La France est riche d'acteurs sidérurgiques diversifiés (produits et nuances), de compétences humaines, d'un éco-système amont et aval, d'un mix énergétique peu émetteur en CO2, qui forment un ensemble irrigant des chaînes de valeurs essentielles en France et Europe.
Hélas, en l'espace de 10 ans la production d'acier en France a baissé significativement: concurrence accrue (surcapacités, avantages délaqoyaux, politiques prédatrices….), pression sur les prix et les volumes accessibles, décroissance du marché européen et restructurations nécessaires en sont les principales cause.

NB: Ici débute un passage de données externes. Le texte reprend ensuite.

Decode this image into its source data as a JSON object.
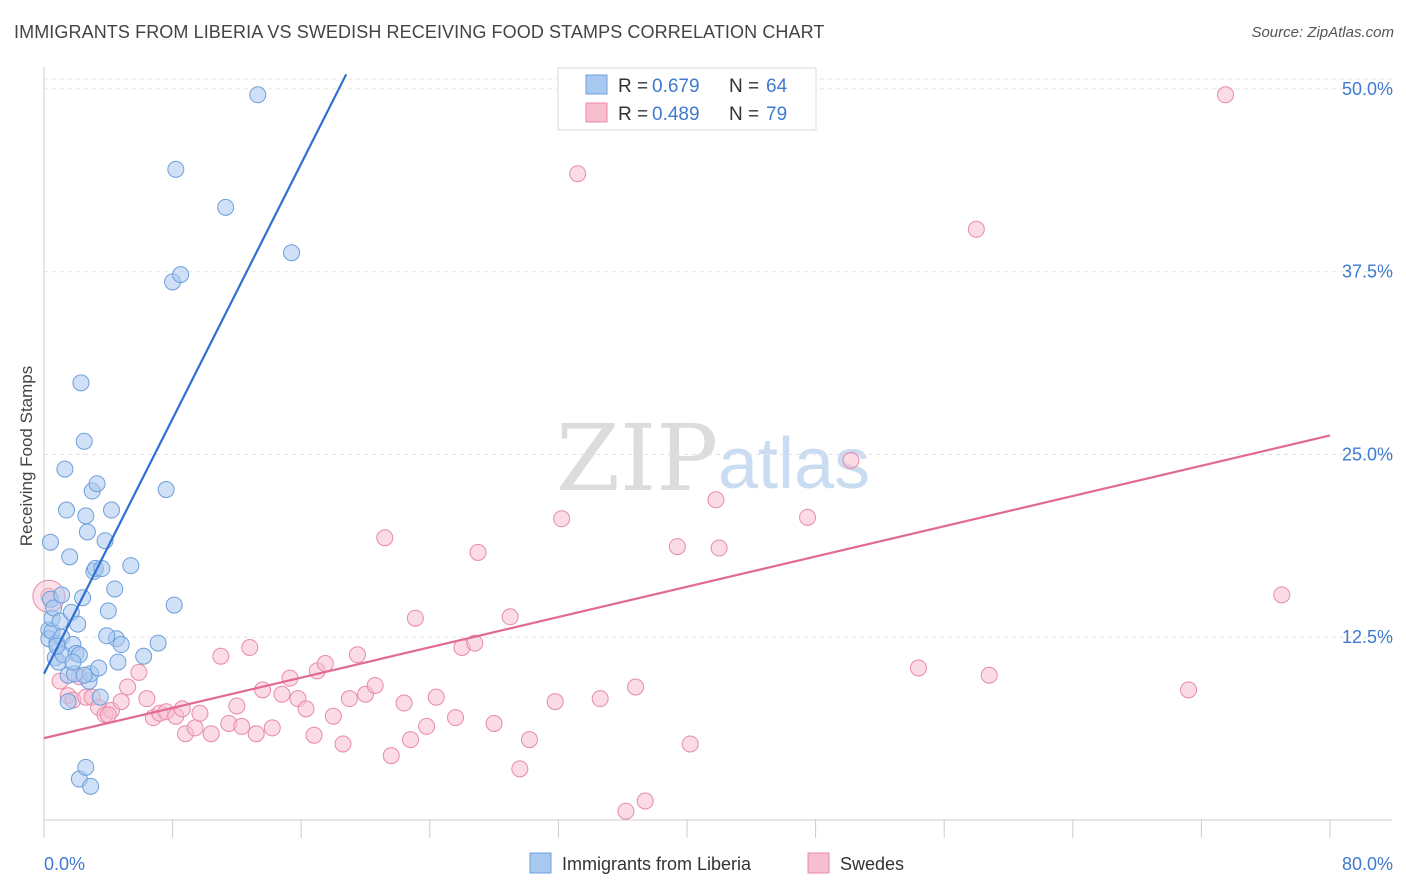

Il est urgent de mettre en place de nouvelles mesures de protection du marché : en ce sens les propositions de l'Alliance des industries energo intensives faites le 28/7/2025 par 11 pays européens sont les bienvenues. Le MACF, les aides à l'innovation, les aides à la décarbonation, ne suffisent pas à contenir les conséquences des surcapacités mondiales: seul un outil structurel de protection commerciale y parviendra.
Les contours d'un tel outil sont décrits dans notre position disponible sur notre site : TRQ, droits de douane de 50% au-delà du quota, compléments par les outils anti dumping et anti subvention, gestion trimestrielle des quotas, quotas pour chaque pays sans exception, couverture de l'ensemble des produits, limitation des importations différenciée par macro famille de produits, règle du fondu/coulé, mise en œuvre dès le 1er janvier 2026.

L'acier européen est au cœur de nos industries, au cœur de nos territoires, et au cœur de dizaines de milliers de familles en France.